Treatment Options: Treatment options for blastomycosis include Ketoconazole, Itraconazole, and Fluconazole. Prognosis is usually good for reduction of symptoms, especially when treatment is started early in the course of infection.
This fungal disease is caused by a yeast-like fungus cryptococcus neoformans, and is acquired by inhaling spores found in soil contaminated by bird droppings. In dogs, cryptococcus involves the brain, eyes, lymph nodes, and skin.
Symptoms of Cryptococcus: Approximately one half of the dogs with this fungus show respiratory signs, including nasal discharge and sometimes coughing. Signs of brain involvement include a wobbly gait, head pressing against the wall or hard surface, seizures, circling, blindness, and dementia. Eye involvement may cause varying degrees of eye inflammation, including blindness if the infection extends to the inner structures of the eyes. Swollen lymph nodes of the throat and chest may be seen. In the less common skin form of infection, cryptococcus may produce firm nodules, especially in the head area that may ulcerate and drain varying colors of pus.
Treatment Options: Oral antifungal drugs of the imitazole class are most commonly used. However the prognosis is usually guarded to poor. These drugs are partially effective when started early in the course of the disease.
The fungal disease histoplasmosis is found in the central United States in areas that have nitrogen-rich soil that allows the growth of the causative fungus Histoplasma capsulatum. Spores are found in soil contaminated by the feces of bats, chickens, and other birds. Spores are then breathed in by dogs to cause clinical symptoms of disease. Humans are also susceptible to this fungus usually also by breathing in spores from contaminated soils.

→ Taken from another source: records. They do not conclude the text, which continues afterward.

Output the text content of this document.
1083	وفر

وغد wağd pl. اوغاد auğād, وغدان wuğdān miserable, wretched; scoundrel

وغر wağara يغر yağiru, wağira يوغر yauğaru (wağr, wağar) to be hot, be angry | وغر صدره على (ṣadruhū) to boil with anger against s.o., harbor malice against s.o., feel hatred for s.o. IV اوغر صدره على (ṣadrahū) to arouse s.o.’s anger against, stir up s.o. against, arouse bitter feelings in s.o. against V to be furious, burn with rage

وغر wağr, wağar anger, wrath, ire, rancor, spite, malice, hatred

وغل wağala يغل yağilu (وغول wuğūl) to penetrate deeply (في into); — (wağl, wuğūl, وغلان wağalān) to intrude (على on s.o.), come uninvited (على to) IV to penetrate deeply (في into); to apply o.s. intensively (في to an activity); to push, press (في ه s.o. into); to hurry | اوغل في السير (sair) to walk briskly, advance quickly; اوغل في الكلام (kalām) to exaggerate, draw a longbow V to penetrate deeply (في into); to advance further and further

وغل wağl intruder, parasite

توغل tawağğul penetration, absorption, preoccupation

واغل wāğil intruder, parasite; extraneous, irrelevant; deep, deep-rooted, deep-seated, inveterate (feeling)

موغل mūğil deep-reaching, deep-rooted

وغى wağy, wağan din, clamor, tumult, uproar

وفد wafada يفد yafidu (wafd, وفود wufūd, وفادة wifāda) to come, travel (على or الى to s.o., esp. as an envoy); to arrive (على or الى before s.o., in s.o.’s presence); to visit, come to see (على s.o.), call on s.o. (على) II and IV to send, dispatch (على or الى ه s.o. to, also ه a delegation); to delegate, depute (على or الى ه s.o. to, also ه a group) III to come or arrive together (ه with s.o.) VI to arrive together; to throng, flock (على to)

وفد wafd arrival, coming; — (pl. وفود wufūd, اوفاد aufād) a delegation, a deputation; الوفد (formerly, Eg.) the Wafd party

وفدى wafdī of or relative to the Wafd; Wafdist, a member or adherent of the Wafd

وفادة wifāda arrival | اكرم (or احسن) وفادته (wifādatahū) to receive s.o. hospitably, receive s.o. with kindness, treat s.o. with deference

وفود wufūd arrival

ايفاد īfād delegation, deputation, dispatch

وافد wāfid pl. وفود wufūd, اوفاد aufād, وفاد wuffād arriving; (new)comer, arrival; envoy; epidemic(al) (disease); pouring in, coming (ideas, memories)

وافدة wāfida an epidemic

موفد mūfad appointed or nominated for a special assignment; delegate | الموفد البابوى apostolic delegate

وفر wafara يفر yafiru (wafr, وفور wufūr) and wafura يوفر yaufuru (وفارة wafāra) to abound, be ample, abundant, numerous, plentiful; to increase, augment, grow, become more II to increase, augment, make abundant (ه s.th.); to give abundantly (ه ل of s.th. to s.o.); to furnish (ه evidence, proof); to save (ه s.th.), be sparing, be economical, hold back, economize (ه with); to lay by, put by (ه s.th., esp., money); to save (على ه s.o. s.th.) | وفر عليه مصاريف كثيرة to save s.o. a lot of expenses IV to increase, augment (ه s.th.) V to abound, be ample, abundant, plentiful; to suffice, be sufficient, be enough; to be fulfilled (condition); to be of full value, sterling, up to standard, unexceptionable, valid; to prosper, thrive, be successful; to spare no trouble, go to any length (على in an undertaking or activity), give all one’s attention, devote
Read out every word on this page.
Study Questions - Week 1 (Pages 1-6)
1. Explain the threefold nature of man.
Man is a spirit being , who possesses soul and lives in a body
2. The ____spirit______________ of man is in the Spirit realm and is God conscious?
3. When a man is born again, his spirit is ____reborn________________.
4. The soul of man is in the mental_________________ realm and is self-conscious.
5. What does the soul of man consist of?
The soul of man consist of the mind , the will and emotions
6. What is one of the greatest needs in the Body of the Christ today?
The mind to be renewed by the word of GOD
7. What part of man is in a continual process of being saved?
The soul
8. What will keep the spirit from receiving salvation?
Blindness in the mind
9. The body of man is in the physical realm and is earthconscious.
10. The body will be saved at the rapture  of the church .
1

Symptoms of Ohio River Valley Fever: In most cases, histoplasmosis causes few to minimal clinical signs, occasionally producing a mild respiratory infection. There is an acute intestinal form of this disease that affects the small intestine and colon. The main signs are weight loss and severe diarrhea. A systemic form may be seen where there is fever, weight loss, vomiting, muscle atrophy, coughing and enlargement of the tonsils and lymph nodes, as well as other organ involvement of the liver, spleen, skin, eyes, and occasionally the brain.
Treatment Options: In non-life threatening situations, oral antifungal drugs of the imitazole class including Ketoconazole, Itraconazole, and Fluconazole are particularly effective. In dogs with severe infections, the drug Amphteracin B is often added to the treatment regimen.
This is the most severe and life threatening of the systemic fungal diseases in dogs. Known as Valley Fever, the coccidiomycosis fungal infection is found in dry, dusty parts of the southwestern United States (including California) and Mexico. Infection occurs by inhaling spores from the environment.
Symptoms of Valley Fever: Most cases of Valley Fever show minimal to no clinical signs; however, there is a more severe form that affects the lungs and produces severe pneumonia. If the disease becomes systemic, it may affect your dog's bones, liver, spleen, lymph nodes, brain, and skin. Affected dogs will often have a chronic cough, weight loss, lameness, and fever.